Hoofdstuk 5: Wonder Sint Servaas (aanval duivel – sneeuw kerk niet op zijn graf?)

Sint Servaas heeft, zo wordt er verteld, vele wonderen verricht. Zelfs na zijn dood was hij in staat om blinden, lammen en melaatsen te genezen. Maar zijn meest bekende wonder is het volgende. Het wonder vond plaats ergens vroeg in de negende eeuw. Terwijl de pelgrims en mismaakten te hoop lopen bij het graf van Sint-Servatius, ontstaat elders in het Karolingische Rijk – waartoe Maastricht kan worden gerekend – grote consternatie. Ook in het paleis van ‘de grote keizer Karel’, die zojuist het schokkende bericht heeft ontvangen dat de Saracenen met ‘een ontelbaar leger’ zijn grondgebied zijn binnengevallen. Snel verzamelt Karel zijn manschappen. Maar de overmacht is enorm en versterkingen zijn niet direct voorhanden. Het lijkt erop dat het rijk zal worden overspoeld. Maar de Saracenen hadden geen rekening gehouden met Sint Servaas. Ze planden hun aanval op 13 mei, de feestdag van Sint-Servatius. Op die dag worden de moslimtroepen die de horizon bij zonsopgang gitzwart hadden gekleurd, door Karels bescheiden troepenmacht tot op de allerlaatste heiden weggevaagd met de hulp van Sint Servaas.

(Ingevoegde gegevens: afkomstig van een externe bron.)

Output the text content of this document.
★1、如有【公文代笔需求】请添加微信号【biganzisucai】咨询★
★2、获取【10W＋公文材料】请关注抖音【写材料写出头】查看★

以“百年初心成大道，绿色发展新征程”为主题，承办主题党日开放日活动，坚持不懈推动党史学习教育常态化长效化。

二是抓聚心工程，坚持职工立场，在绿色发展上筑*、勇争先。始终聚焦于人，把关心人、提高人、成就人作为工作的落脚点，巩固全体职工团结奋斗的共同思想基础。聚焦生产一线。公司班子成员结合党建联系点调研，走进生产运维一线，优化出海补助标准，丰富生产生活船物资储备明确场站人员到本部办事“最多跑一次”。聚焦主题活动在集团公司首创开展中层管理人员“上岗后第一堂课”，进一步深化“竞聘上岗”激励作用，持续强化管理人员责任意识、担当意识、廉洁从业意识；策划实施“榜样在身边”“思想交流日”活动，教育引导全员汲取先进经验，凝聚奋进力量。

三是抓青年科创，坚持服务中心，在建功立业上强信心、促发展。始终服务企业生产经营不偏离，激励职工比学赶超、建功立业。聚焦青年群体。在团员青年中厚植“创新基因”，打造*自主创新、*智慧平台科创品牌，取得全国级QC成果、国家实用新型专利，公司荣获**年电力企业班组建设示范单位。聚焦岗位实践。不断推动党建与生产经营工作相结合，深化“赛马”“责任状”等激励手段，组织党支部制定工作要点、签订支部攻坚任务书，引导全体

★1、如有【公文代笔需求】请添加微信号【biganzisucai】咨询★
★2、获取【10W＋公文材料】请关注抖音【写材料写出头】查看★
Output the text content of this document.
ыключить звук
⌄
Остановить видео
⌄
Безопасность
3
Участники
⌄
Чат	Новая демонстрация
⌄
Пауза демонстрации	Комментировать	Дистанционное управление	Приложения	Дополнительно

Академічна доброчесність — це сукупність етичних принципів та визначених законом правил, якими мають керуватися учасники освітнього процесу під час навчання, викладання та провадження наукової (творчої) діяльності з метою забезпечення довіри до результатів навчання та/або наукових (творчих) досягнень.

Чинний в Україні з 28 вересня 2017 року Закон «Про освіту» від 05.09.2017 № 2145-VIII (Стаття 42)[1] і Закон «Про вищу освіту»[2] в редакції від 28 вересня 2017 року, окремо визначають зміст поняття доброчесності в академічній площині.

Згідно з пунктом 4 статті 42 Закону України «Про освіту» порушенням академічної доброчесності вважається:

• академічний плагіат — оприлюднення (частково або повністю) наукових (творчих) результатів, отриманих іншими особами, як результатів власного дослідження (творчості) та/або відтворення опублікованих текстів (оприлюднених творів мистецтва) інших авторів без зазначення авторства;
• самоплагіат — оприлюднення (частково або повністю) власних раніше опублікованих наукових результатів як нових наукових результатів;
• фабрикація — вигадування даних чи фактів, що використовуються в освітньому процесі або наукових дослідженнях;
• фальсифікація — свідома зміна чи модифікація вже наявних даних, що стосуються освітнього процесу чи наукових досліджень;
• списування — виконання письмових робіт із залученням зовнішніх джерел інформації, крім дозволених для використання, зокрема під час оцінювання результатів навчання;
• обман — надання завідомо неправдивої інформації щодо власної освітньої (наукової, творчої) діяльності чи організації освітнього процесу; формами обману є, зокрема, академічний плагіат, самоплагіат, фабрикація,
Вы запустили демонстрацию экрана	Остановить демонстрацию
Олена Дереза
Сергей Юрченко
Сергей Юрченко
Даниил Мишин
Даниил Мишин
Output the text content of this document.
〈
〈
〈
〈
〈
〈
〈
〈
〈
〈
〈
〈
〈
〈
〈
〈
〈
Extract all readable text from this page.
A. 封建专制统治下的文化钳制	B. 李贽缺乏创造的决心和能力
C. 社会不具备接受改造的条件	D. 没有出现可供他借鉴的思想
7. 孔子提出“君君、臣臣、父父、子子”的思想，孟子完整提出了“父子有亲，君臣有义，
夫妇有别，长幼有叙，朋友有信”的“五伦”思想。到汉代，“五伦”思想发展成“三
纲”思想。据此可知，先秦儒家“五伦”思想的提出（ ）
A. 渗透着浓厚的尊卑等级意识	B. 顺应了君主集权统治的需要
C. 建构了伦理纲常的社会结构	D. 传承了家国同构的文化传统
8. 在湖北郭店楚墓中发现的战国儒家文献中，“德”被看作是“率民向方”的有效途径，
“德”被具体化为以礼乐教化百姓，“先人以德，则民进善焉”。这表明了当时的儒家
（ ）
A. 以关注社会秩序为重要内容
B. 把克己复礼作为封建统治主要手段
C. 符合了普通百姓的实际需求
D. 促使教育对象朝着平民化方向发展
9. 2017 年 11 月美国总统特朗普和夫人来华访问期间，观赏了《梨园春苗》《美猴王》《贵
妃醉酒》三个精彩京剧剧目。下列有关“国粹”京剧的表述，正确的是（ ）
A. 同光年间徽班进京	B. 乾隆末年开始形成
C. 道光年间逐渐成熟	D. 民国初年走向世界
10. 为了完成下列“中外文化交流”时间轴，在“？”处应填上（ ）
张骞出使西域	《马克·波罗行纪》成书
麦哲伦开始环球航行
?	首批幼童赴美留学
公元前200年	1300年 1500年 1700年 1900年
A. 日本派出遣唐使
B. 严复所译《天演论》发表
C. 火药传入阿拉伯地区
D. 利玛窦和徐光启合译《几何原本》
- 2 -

Terwijl de arme Maastrichtenaren ’s winters soms kniediep door de sneeuw moesten ploegen – zo streng waren de winters toen –, bleef het graf van de heilige vrij van sneeuwval. De sneeuw hoopte zich op langs de randen, maar op het graf zelf viel nog geen vlokje, en ook geen regen. De gelovigen waren zo onder de indruk dat ze op het graf een houten kapelletje plaatsten.

Van alle christelijke auteurs die zich in de loop der Middeleeuwen met hun volle creatieve vermogens op de Servaas-legende stortten, was de benedictijn Jocundus het meest ambitieus en invloedrijk. Ergens in de jaren zestig van de elfde eeuw werd hij benaderd door het kapittel – bestuurscollege – van de Sint-Servaas-kerk, voor een nieuw heiligenleven. Het zal Jocundus duidelijk zijn geweest welk doel hier werd gediend: het verhogen van de status van de Sint-Servaas-kerk en de aan dit instituut verbonden geestelijken. Dat lag voor de hand bij dergelijke schrijfopdrachten. Jocundus moest de nieuwe uitgave van het heiligenleven van Sint-Servaas zo vormgeven dat zijn opdrachtgever op niet mis te verstane wijze werd verbonden aan het territorium, en daarmee het wereldlijk gezag, van de toenmalige Duitse keizers. Zo kwam het dat Sint-Servaas in de latere legenden, die allemaal teruggaan op de oerversie van Jocundus, Karel de Grote te hulp schiet in diens ongelijke strijd tegen de Saracenen. Dat keizer Karel voor zover bekend nooit met een moslimleger te kampen heeft gehad deed er niet toe. Het ging om het idee van de lotsverbondenheid tussen ‘de Maastrichtse bisschop’ Sint-Servaas en de Duitse keizers.

De cruciale anekdote van Petrus’ overhandiging van de Hemelse Sleutel aan Sint-Servaas werd overigens niet bedacht door Jocundus, die zijn werk in 1088 afrondde. Dit onderdeel van de legende werd pas in 1130 eigenhandig door het Sint-Servaas-kapittel an Jocundus’ vita toegevoegd. Klaarblijkelijk wilde het kapittel ‘de bisschop Sint-Servaas’ verheffen tot het niveau van Petrus, en daarmee indirect tot dat van de paus. Macht en rijkdom van het kapittel bereikten in deze eeuw hun hoogtepunt, en het lijkt erop dat de eigenwaan van de Maastrichtse kanunniken daarmee gelijke tred hield.